Stimulation of excitatory neurons triggers the movement of calcium into dendritic spines and the build up of second messengers in the spine head, which, in turn, activates regulatory signalling cascades that underpin alterations in the strength of excitatory synapses. The level of signalling molecules in the spine head is therefore crucial for the induction of synaptic plasticity, and Bloodgood and Sabatini have now shown that the spine neck has a dynamic role as a diffusion barrier in regulating the movement of these molecules into and out of the spine head.

These researchers combined two-photon laser-scanning microscopy with two-photon laser photoactivation to measure regulation of diffusion of the photoactivatable green fluorophore PAGFP, which is similar in size to many proteins that are involved in synaptic modification, across spine necks in individual pyramidal neurons of the rat hippocampus. They showed that there are substantial variations in the time taken for diffusion across the spine neck among different spines, whereas within individual spines there was a high degree of consistency in these values.

In a subset of spines, there was very little movement across the spine neck, indicating that this structure can act as a barrier to diffusion, effectively isolating the spines from the dendrites. Repeated measurements over long time periods showed that this effect is reversible, which indicates that the diffusion barrier imposed by spine necks is dynamic and not static.

Bloodgood and Sabatini proposed that the variations in rate of diffusion across spine necks depend on differences in neuronal and synaptic activity. As changes in activity influence the number of AMPA (α-amino-3-hydroxy-5-methyl-4-isoxazole propionic acid) receptors at the synapse, they assessed the effects of receptor blockade on rates of diffusion. Suppressing activation by blocking AMPA receptors led to rapid escape of proteins from the spine head into the dendritic shaft, which, they speculate, decreases the likelihood of plasticity induction. By contrast, increasing activation by blocking GABAA (γ-aminobutyric acid type A) receptors hindered diffusion across the spine neck, thereby maintaining important signalling molecules in the spine head and increasing the likelihood of plasticity induction. This latter effect was not attributable to inhibition of GABAA receptors alone, but also seemed to depend on secondary changes in the rate of firing or on glutamate transmission.

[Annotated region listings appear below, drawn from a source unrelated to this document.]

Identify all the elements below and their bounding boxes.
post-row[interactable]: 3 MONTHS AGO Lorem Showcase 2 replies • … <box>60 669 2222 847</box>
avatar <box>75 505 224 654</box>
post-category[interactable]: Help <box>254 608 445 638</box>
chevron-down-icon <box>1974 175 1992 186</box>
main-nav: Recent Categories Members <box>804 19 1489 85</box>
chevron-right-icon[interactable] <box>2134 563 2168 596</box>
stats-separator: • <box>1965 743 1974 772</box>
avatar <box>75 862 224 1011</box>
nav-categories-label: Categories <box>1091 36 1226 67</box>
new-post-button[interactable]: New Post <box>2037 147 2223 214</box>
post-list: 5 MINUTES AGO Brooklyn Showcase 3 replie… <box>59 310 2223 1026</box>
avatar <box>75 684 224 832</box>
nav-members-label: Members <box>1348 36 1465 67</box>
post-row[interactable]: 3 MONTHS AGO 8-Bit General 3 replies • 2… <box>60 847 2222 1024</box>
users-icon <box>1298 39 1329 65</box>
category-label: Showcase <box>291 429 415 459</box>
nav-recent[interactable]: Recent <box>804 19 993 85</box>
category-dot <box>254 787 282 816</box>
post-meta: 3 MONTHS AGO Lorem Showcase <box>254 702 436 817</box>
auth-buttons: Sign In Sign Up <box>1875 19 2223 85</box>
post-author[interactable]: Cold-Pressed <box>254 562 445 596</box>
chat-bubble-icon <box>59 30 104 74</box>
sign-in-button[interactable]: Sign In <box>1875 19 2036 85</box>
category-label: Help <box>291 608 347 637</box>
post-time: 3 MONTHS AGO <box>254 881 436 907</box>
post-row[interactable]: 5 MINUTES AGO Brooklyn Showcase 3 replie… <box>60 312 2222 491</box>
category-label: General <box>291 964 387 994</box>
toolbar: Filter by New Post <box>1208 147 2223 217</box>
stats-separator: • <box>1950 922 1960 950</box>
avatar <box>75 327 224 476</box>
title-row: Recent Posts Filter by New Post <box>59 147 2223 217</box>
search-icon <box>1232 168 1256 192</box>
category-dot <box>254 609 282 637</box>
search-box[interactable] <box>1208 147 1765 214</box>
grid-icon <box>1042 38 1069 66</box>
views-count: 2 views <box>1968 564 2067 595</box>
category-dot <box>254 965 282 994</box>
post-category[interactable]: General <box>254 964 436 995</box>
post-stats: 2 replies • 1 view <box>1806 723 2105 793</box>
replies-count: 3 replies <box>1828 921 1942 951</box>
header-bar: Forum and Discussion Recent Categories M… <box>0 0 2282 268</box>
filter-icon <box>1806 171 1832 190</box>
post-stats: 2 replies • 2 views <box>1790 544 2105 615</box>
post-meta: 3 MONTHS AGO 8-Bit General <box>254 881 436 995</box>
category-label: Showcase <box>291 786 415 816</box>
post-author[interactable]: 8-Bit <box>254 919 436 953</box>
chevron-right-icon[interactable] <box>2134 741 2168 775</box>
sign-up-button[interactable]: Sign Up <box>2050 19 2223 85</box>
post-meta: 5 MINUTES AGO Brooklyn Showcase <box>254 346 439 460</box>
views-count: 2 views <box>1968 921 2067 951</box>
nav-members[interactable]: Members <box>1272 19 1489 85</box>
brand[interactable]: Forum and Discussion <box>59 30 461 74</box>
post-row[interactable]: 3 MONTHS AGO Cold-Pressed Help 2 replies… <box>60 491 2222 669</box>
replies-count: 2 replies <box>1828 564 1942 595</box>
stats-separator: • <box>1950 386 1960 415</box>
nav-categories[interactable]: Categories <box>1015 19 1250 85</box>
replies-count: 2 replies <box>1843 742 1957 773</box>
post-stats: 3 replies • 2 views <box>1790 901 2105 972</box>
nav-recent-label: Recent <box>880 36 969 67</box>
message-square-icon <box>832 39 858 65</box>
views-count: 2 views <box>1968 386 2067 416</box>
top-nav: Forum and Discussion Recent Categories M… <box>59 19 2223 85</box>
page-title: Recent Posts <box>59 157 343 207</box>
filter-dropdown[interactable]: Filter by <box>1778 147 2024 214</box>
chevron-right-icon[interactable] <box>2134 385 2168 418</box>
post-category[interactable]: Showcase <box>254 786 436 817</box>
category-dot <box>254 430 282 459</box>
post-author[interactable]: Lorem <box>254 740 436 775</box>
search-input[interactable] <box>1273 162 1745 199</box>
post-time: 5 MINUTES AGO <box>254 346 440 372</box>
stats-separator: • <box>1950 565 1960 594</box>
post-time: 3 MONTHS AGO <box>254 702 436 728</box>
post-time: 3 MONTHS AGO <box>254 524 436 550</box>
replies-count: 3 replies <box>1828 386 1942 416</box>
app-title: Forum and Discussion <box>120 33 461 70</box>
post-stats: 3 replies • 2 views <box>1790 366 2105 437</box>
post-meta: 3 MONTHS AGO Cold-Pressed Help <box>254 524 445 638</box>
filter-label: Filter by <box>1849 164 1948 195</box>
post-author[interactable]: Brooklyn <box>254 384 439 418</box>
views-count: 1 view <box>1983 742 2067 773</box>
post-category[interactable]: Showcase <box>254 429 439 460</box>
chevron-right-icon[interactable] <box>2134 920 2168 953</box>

Only the cross-sectional area of the neck, and not the volume of the spine head, the length of the neck or the diffusion coefficient of the molecules, accounted for the effects of activity on diffusion rates. Moreover, in experiments that involved the green-fluorescing pyranine-based fluorophore HPTS, which is similar in size to second messengers such as cyclic AMP, diffusion across the spine neck was further restricted by pairing synaptic stimulation with back-propagating action potentials.

These findings support an important and dynamic role for the spine neck in the regulation of movement of second messengers and activated proteins into and out of the spine head, and therefore in the induction of synaptic plasticity. It is hoped that future work will reveal the factors that directly influence constriction or expansion of spine necks.